Tuesday, November 30, 2010

Our Young Men and Women are Giving Their Lives For This?

When Maxime Bernier was foreign minister he told his former girlfriend, Julie Couillard, that “the war in Afghanistan has nothing to do with building democracy in that country but has to do with the global control of the opium trade. It’s a drug war.”

Now he may have just been trying to impress her, but it would certainly appear that oil is not our only interest in the area.

The U.S. State Department admitted that heroin was a problem but suggested that only the "terrorists" were profiting:
"Opium is a source of literally billions of dollars to extremist and criminal groups... Cutting down the opium supply is central to establishing a secure and stable democracy, as well as winning the global war on terrorism," (Statement of Assistant Secretary of State Robert Charles. Congressional Hearing, 1 April 2004)
In 2006, the Associated Press reported: Opium cultivation out of control, U.N. says Afghan crops total 92 percent of world’s supply, exceed global consumption
Afghanistan’s world-leading opium cultivation rose a “staggering” 60 percent this year, the U.N. anti-drugs chief announced Saturday in urging the government to crack down on big traffickers and remove corrupt officials and police. The record crop yielded 6,100 tons of opium, or enough to make 610 tons of heroin — outstripping the demand of the world’s heroin users by a third, according to U.N. figures.
In 2008, Arthur Kent, formerly with NBC but now a freelance journalist covering the War in Afghanistan, reported that the Canadian government was well aware of the rampant corruption and drug trade, but exerted enormous message control to keep it from the public:
... most other foreign governments were distancing themselves from Karzai’s teetering regime. Western diplomats, including Canadians, were advising their political masters to discipline Karzai and his ministers, or risk seeing the government's tenuous legitimacy collapse completely. But Arif Lalani [our ambassador] and his superiors in Canada’s Conservative government were staunch in their support for Karzai - and busy staunching unflattering facts about his ministries and security services ...

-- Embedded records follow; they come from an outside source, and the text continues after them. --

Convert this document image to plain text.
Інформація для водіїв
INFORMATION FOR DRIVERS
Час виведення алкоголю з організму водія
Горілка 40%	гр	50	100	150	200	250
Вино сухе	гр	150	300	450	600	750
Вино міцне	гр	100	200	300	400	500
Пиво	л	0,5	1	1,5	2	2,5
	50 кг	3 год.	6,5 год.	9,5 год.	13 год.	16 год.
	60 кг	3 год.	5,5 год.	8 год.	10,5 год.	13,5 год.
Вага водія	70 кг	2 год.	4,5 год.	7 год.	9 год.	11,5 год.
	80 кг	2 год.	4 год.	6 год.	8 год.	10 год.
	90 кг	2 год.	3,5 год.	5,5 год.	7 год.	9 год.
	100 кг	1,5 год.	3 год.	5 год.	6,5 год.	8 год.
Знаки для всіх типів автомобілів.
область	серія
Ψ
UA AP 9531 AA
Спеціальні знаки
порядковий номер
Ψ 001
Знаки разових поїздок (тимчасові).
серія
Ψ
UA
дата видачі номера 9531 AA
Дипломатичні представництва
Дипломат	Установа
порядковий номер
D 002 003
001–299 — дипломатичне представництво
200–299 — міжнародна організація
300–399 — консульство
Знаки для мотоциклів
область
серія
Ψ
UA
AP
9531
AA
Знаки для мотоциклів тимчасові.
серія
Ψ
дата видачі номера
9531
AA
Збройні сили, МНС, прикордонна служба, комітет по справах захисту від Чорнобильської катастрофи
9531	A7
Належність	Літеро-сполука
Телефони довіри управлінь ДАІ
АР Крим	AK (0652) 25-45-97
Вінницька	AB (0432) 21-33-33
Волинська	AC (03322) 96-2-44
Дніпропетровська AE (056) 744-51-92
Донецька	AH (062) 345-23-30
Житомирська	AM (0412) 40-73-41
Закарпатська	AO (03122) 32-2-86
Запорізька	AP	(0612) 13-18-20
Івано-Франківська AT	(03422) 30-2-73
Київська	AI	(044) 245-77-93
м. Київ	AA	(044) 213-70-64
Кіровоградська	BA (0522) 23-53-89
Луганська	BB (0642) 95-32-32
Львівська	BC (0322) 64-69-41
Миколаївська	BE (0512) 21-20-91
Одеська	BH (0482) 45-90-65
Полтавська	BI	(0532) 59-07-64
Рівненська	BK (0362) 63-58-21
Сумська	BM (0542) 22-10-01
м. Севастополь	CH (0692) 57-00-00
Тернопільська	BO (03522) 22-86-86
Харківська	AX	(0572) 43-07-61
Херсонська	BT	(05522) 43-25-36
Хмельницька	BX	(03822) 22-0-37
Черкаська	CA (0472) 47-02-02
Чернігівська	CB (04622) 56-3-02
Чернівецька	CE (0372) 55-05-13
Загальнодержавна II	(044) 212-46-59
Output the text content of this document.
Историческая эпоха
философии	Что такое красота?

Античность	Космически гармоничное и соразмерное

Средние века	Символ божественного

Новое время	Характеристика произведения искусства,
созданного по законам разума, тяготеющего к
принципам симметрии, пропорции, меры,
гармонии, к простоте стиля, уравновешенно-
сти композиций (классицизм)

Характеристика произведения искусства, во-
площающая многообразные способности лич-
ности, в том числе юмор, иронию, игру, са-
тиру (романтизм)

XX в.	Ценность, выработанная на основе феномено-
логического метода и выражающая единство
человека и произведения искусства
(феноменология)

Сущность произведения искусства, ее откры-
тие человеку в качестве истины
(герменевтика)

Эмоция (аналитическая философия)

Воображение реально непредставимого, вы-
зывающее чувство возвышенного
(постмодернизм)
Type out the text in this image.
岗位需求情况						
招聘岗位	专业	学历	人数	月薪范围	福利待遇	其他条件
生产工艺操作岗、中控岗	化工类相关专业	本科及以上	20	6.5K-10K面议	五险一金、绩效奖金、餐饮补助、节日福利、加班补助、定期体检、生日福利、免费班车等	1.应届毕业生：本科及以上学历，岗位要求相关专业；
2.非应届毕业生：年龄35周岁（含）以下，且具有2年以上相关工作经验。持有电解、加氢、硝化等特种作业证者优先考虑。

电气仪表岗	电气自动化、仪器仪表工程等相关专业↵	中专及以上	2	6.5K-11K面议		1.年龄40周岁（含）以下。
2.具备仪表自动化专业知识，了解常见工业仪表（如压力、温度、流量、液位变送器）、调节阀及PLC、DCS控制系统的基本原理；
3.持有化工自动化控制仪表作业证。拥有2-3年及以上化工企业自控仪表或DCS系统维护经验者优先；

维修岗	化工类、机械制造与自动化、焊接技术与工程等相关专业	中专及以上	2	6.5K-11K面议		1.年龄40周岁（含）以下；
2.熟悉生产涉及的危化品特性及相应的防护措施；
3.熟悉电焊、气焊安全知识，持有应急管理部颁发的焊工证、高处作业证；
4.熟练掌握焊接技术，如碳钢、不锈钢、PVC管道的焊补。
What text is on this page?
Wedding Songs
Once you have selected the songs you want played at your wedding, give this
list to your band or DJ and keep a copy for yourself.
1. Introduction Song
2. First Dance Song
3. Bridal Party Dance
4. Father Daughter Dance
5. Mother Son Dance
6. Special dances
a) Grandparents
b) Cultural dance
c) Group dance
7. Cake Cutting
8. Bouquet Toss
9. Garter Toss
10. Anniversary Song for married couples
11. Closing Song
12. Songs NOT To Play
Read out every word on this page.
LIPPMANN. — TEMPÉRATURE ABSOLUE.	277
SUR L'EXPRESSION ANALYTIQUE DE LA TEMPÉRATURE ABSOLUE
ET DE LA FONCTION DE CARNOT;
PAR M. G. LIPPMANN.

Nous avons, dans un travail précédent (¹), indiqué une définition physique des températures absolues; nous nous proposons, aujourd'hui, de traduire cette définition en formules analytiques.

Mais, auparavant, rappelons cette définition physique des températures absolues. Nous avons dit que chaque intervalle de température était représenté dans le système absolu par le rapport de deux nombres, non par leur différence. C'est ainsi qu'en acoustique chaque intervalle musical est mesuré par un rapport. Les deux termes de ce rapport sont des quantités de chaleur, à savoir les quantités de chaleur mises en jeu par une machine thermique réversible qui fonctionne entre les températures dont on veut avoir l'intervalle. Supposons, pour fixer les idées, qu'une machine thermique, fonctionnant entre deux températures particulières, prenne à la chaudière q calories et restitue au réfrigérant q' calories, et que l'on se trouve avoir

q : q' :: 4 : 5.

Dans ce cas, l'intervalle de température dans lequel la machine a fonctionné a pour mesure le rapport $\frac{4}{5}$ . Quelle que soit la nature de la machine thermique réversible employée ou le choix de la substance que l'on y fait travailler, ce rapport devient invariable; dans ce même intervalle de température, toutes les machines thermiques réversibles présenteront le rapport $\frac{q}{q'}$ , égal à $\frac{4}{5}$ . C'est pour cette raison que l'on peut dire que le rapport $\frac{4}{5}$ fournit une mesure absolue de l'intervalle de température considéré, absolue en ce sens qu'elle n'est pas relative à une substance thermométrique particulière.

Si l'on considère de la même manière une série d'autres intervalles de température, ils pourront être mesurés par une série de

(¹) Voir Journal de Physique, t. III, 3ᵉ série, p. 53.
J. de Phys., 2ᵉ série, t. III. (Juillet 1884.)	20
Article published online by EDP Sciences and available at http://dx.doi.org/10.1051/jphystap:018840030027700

“Lalani’s secrecy and censorship led to misunderstandings and poor decisions,” one high-ranking Canadian diplomat has told Skyreporter. He has asked that his name be withheld out of concern that his words will provoke the same harsh denunciation meted out last week by Harper government officials over the prisoner abuse revelations. “Lalani and David Mulroney were able to enforce a very narrow agenda, with no links leading back to them. It created a culture of non-accountability. Canadians really have no idea why the overall Afghan mission is doing so poorly, or who’s responsible.
And our ambassador was briefed on the drug trade and corruption:
I told him about the heroin trafficking scandal at Kabul Airport, just down the road. And was he aware that the Pentagon was filling the pockets of Hamid Wardak, the son of the regime’s defence minister, with contracts for his father’s Afghan National Army?
Arthur Kent is the brother of Harper's junior minister, the devious Peter Kent.

And speaking of brothers (great segue, huh?), Hamid Karzai's brother Ahmed Wali, appears to be in the thick of the Canadian government sanctioned criminal activity. According to the New York Times:
Ahmed Wali Karzai is the younger bother of Hamid Karzai, the president of Afghanistan. He is a prominent political figure in the southern region of the country and leads the provincial council of Kandahar Province, the governing body for the region that includes Afghanistan's second largest city. He is also a suspected player in the country's booming illegal opium trade.
And now with the latest WikiLeak documents, it seems that our government may have been giving this alleged criminal, security contracts, at a time when the rest of the world tried to distance themselves from the man.

Karzai’s brother lobbied for role in Canada’s major aid project
The brother of Afghan President Hamid Karzai lobbied aggressively for the contract to provide private security for Canada’s major aid project to rebuild the Dahla Dam in the country’s south, despite his “reputation for shady dealings,” according to leaked U.S. diplomatic cables.
It's time to rethink Afghanistan and say NO to three more years.

The Harper government is involved in enough corruption at home. We don't need to export it.